In Q&A, Alliance Global Partners analyst Brian Kinstlinger asked whether the 2026 guidance assumed additional acquisitions. Wagner said the guidance “does not include new acquisitions,” characterizing it as based on current operations and “organic momentum.” He added that acquisitions could lead to higher guidance.
Roth Capital Partners analyst Rohit Kulkarni asked about management’s confidence level in the outlook. In response, management pointed to the December MRR level and said it appears in the company’s 20-F as “an audited number.” Management also referenced the company’s contracted revenue base and said it believes it has “a very rock solid foundation” to reach the $360 million revenue target through execution on what is already in place.
Capital position, equity plans, and Rezolve Pay commentary
Both Wagner and Yao emphasized balance sheet flexibility. Wagner said Rezolve has secured “over $750 million in total funding,” including an “oversubscribed $250 million raise” in January, and said the company has “zero requirement for additional operational equity to execute its 2026 mission.” Yao similarly said Rezolve does not intend to raise new equity for operational needs and expects equity use to be limited to acquisitions that bring “immediate self-financing revenue.”
Maxim Group analyst Thomas Forte asked about the company’s partnership with Tether and the ability to purchase merchandise using stablecoins and cryptocurrency. Wagner said “Rezolve Pay” is “one of the most exciting developments in the business,” but noted it “doesn’t represent revenue in the current numbers.” He said the company believes stablecoins can provide advantages in an agent-driven commerce environment and said the company’s approach would allow merchants to adopt the payment method with “no fees associated with their adoption.” Wagner said Rezolve expects “some momentum in Rezolve Pay this year” and reiterated its longer-term potential.

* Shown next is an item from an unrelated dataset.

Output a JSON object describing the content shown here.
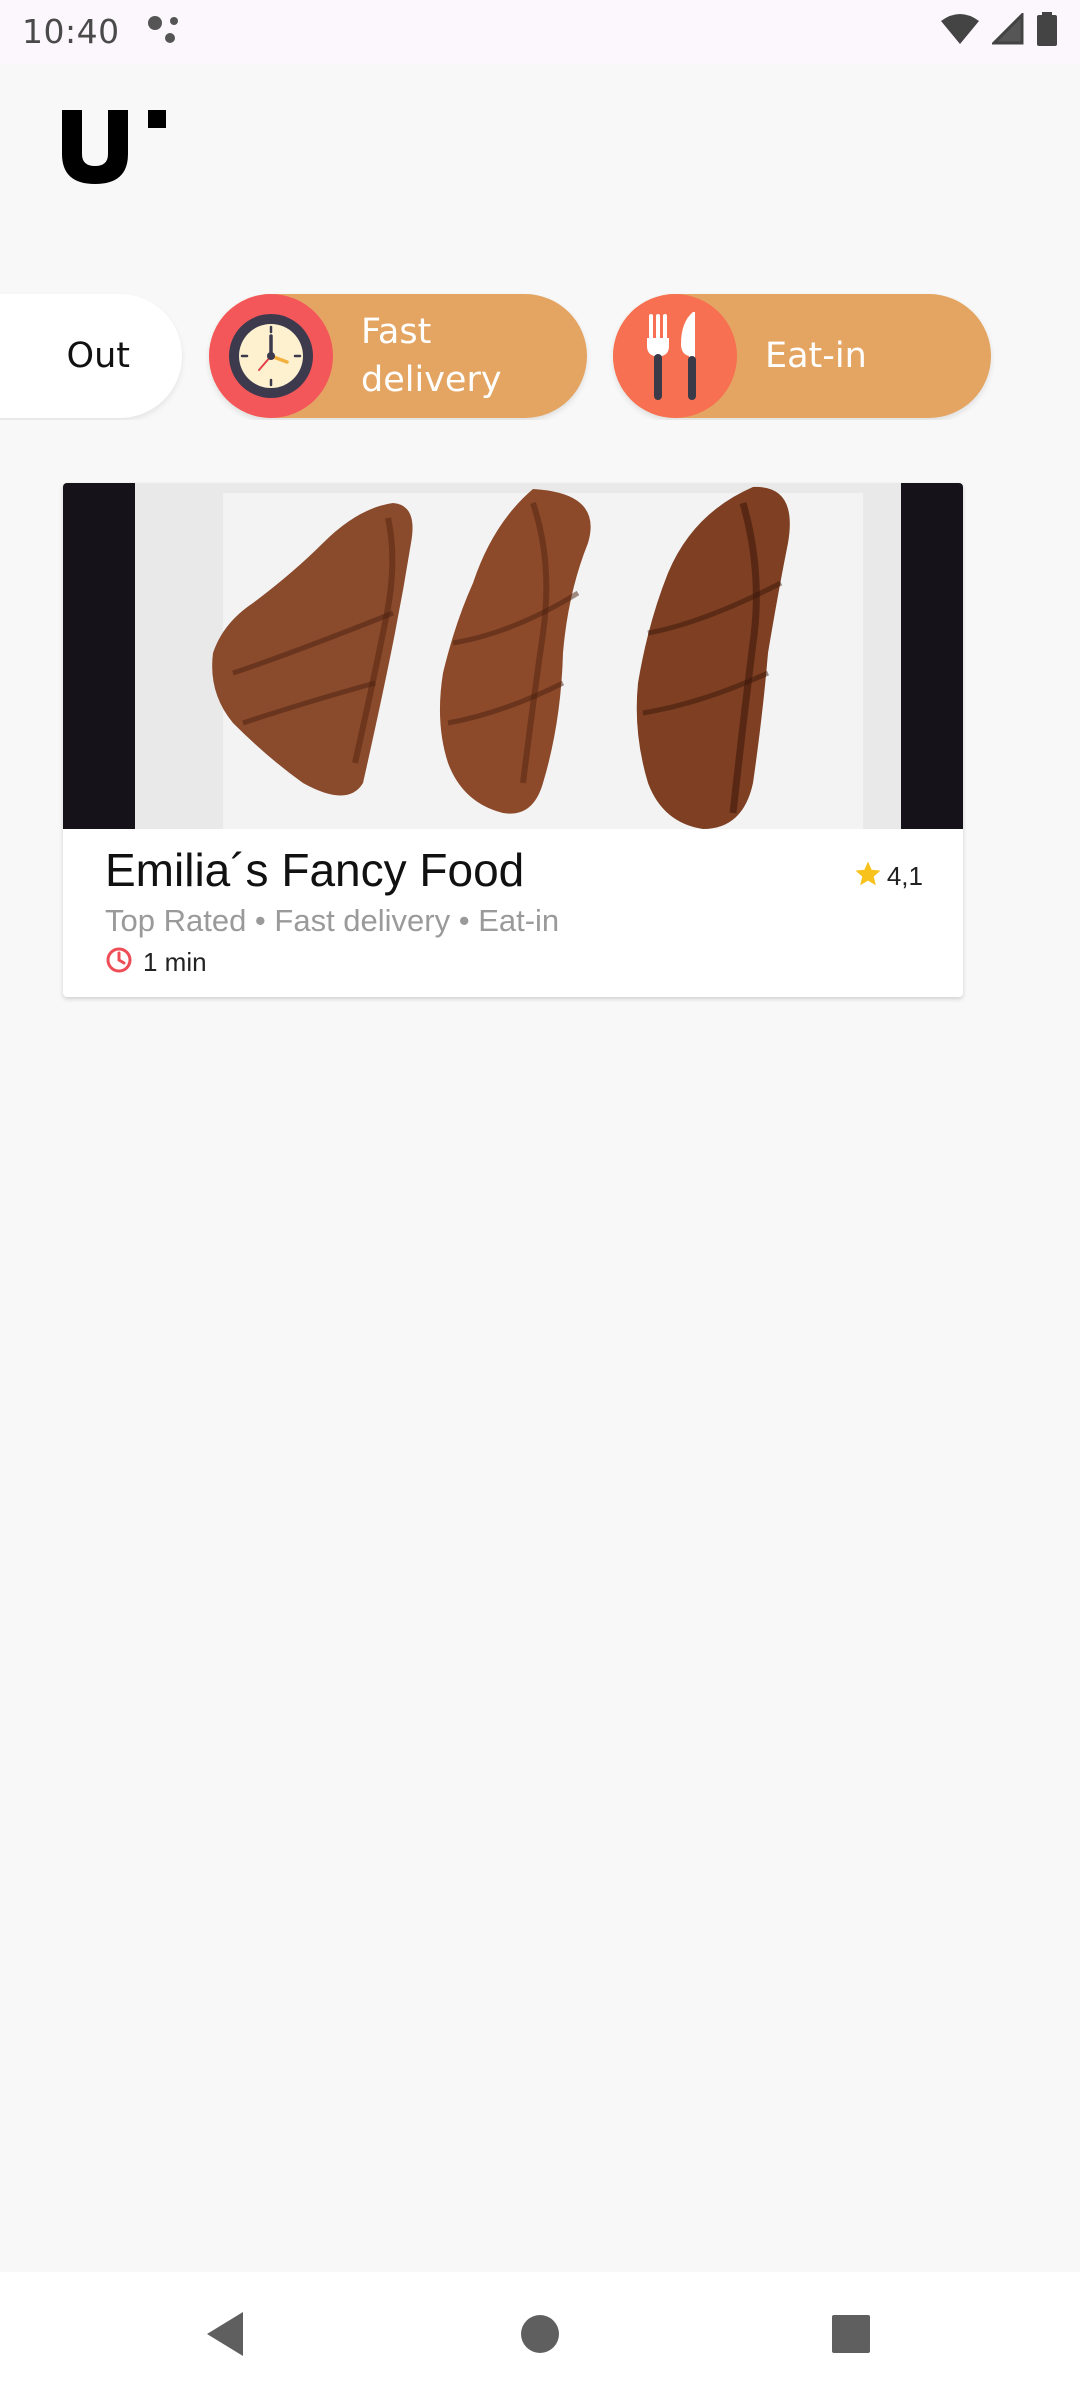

Wagner closed by calling 2025 “the inflection point” and said 2026 will be focused on “capturing the agentic explosion.” He also directed listeners to a newly published annual report available at rezolve.com/annualreport2025.
About Rezolve AI (NASDAQ:RZLV)
Rezolve AI, Inc operates a cloud-based engagement platform that connects physical world touchpoints to digital experiences. Through its proprietary Rezolve platform, the company enables brands and marketers to deploy interactive mobile campaigns triggered by NFC-enabled tags, QR codes, short URLs and other proximity-based technologies. These campaigns facilitate in-the-moment product demonstrations, digital promotions and seamless e-commerce transactions without the need to download a dedicated app.
The company’s platform includes a no-code campaign management portal, real-time analytics dashboard and integration tools for customer relationship management, payment processing and third-party marketing systems.